正しいトレース幅を選択することは、PCB設計において最も重要な決定の1つです。 細すぎると、トレースが過熱して溶けるか、ヒューズになってしまいます。 太すぎると、配線やコンポーネントに使用できる基板スペースを無駄にします。 このガイドでは、PCBトレース幅の計算について知っておくべきすべてをカバーします。

1. トレース幅が重要な理由

すべてのPCBトレースには電気抵抗があり、その抵抗に電流が流れると 熱が発生します(P = I²R)。トレースは次のことができるように 十分に太くなければなりません:

  • 必要な電流を運ぶ過度の加熱なしに
  • 安全な温度上昇以下に保つ(通常は 周囲温度より10-20°C)
  • インピーダンス要件を満たす高速 信号用
  • 製造を生き延びる欠陥や 破損なしに
  • 過渡電流を処理する(起動、モーター 停止、短絡)

重要な警告

サイズが小さすぎるトレースはヒューズとして機能し、過電流 状態時に溶けて基板の故障や火災を引き起こす可能性があります。 計算には常に安全マージンを追加してください。

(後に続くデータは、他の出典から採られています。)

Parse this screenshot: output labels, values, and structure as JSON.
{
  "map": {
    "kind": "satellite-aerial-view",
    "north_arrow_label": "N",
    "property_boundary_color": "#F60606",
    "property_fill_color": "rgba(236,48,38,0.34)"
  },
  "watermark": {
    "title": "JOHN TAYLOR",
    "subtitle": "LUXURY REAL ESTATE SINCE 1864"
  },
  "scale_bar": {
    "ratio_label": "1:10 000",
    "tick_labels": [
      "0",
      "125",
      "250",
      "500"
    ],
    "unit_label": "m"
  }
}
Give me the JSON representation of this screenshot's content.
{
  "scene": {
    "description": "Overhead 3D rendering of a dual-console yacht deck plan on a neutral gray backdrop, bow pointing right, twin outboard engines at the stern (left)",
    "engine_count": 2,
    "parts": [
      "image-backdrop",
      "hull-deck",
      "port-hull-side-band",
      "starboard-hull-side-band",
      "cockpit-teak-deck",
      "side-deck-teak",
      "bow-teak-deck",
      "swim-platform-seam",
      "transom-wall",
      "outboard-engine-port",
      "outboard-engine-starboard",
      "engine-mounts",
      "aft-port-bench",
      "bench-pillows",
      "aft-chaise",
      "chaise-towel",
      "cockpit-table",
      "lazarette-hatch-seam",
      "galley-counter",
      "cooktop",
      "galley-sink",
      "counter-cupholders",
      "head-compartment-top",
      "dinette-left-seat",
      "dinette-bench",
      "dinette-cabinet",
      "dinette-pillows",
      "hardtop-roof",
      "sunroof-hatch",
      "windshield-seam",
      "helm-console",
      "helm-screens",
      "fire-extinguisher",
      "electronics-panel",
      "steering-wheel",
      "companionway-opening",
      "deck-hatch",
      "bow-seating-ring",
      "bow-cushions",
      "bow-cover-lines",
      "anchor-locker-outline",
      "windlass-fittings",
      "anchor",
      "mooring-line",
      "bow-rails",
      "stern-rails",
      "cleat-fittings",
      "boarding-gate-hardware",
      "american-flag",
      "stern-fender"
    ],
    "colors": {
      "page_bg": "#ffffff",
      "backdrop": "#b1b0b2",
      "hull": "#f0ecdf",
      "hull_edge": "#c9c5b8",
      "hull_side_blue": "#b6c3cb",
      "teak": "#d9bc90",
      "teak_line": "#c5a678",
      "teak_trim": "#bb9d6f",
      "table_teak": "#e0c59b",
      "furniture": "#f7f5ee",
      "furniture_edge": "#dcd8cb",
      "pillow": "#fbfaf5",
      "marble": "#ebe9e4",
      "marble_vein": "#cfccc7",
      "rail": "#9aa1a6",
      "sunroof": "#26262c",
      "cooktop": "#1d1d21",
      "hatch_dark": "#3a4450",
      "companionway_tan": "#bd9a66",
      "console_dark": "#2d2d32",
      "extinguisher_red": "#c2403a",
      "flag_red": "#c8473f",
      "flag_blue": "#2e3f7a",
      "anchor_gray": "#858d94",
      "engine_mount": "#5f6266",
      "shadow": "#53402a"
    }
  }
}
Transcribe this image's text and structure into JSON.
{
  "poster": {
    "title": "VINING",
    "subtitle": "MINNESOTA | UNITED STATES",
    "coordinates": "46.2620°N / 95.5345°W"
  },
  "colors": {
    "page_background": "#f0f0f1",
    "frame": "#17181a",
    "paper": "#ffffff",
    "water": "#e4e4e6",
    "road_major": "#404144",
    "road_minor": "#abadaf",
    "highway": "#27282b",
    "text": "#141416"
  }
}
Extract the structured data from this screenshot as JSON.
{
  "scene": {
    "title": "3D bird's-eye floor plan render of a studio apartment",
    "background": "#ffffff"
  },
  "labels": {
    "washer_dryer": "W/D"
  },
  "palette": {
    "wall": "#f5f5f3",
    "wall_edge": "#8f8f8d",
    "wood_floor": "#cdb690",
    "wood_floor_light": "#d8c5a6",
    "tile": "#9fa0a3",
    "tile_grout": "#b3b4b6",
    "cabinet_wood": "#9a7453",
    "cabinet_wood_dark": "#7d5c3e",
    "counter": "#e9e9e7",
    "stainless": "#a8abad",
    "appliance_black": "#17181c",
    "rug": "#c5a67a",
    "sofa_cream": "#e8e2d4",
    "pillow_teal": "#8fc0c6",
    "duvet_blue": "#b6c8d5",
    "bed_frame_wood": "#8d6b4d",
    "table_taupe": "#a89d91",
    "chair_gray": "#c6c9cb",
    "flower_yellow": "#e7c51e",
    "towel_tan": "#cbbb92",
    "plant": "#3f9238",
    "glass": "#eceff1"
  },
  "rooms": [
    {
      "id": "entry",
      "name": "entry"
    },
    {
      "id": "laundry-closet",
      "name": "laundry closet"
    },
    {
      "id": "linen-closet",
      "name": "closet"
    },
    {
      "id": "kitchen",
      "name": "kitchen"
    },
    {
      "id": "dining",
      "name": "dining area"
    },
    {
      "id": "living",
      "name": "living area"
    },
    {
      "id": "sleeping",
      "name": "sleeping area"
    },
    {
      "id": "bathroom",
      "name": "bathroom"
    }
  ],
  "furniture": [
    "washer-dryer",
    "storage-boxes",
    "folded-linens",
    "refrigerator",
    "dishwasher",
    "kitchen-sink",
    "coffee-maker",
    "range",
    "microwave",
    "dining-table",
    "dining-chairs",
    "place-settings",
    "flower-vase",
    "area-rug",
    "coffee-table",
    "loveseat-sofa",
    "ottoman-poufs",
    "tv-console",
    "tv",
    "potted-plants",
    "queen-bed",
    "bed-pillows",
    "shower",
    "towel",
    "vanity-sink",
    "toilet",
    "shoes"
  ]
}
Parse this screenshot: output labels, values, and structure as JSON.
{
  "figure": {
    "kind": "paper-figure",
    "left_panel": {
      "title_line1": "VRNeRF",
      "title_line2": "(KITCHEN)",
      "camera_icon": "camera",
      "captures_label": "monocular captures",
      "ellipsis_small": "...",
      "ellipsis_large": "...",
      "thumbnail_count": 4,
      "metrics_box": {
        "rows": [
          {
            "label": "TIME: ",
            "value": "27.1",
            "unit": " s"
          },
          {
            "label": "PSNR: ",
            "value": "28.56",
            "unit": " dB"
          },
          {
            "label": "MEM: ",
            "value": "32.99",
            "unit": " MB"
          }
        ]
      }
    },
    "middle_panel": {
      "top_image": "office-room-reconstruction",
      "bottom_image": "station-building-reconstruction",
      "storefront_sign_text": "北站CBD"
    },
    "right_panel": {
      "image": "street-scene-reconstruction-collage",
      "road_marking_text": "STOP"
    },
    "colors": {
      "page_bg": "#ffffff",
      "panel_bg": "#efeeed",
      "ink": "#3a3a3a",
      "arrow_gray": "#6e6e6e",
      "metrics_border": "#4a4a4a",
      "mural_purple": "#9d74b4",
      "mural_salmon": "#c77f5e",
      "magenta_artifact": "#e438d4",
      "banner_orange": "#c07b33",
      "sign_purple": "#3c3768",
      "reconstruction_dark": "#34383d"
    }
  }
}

2. IPC規格の説明(IPC-2221 vs IPC-2152)

2つの主要なIPC規格がトレース幅の計算を管理しています。 それぞれをいつ使用するかを理解することは、プロフェッショナルな設計に不可欠です。

IPC-2221:クラシック規格

IPC-2221(プリント基板設計に関する一般規格)は1998年以来 業界標準となっています。そのトレース幅チャートは 1950-60年代の軍事仕様(MIL-STD-275)から派生しています。

IPC-2221 式(外層):
I = 0.048 × ΔT^0.44 × A^0.725

IPC-2221 式(内層):
I = 0.024 × ΔT^0.44 × A^0.725

ここで:

  • I = アンペアでの電流
  • ΔT = 周囲温度を超える温度上昇( °C)
  • A = mils²での断面積(幅 × 厚さ)

IPC-2152:現代の規格

IPC-2152(プリント基板設計における電流容量の決定に関する規格)は、 Naval Surface Warfare Centerによる広範なテストに基づいて 2009年にリリースされました。これには以下が含まれます:

  • 現代のFR-4材料と製造プロセス
  • トレースの近くの銅プレーンの効果
  • 環境要因(気流、筐体)
  • 今日のPCBのためのより正確な予測

どの規格を使用するか?

ほとんどの趣味および商業プロジェクトでは、IPC-2221 が依然として広く使用されており、保守的な見積もりを提供します。 IPC-2152を使用するのは、より正確な予測が必要な場合、 特に高電流設計や銅充填のある基板の場合です。

3. トレース幅の式

トレース幅を計算するには、IPC-2221式を 幅について解く必要があります。ステップバイステップの導出は次のとおりです:

ステップ1:必要な断面積を計算
A = (I / (k × ΔT^0.44))^(1/0.725)

ステップ2:トレース幅を計算
幅(mils)= A / (厚さ × 1.378)

ここで:
- k = 外層の場合0.048
- k = 内層の場合0.024
- oz/ft²での厚さ(1 oz = 1.378 mils)

幅、厚さ、電流の流れを示すPCBトレースの断面図

1oz銅の簡略化された式

10°Cの温度上昇を伴う1oz銅の一般的なケースの場合:

外層:幅(mils)≈ I^1.378 × 10.5
内層:幅(mils)≈ I^1.378 × 21

この近似は、0.5Aから10Aまでの電流に対して10%以内で正確です。

4. 完全なトレース幅表

これらの表は、IPC-2221に基づくクイックリファレンス値を提供します。 出発点として使用し、計算機で確認してください。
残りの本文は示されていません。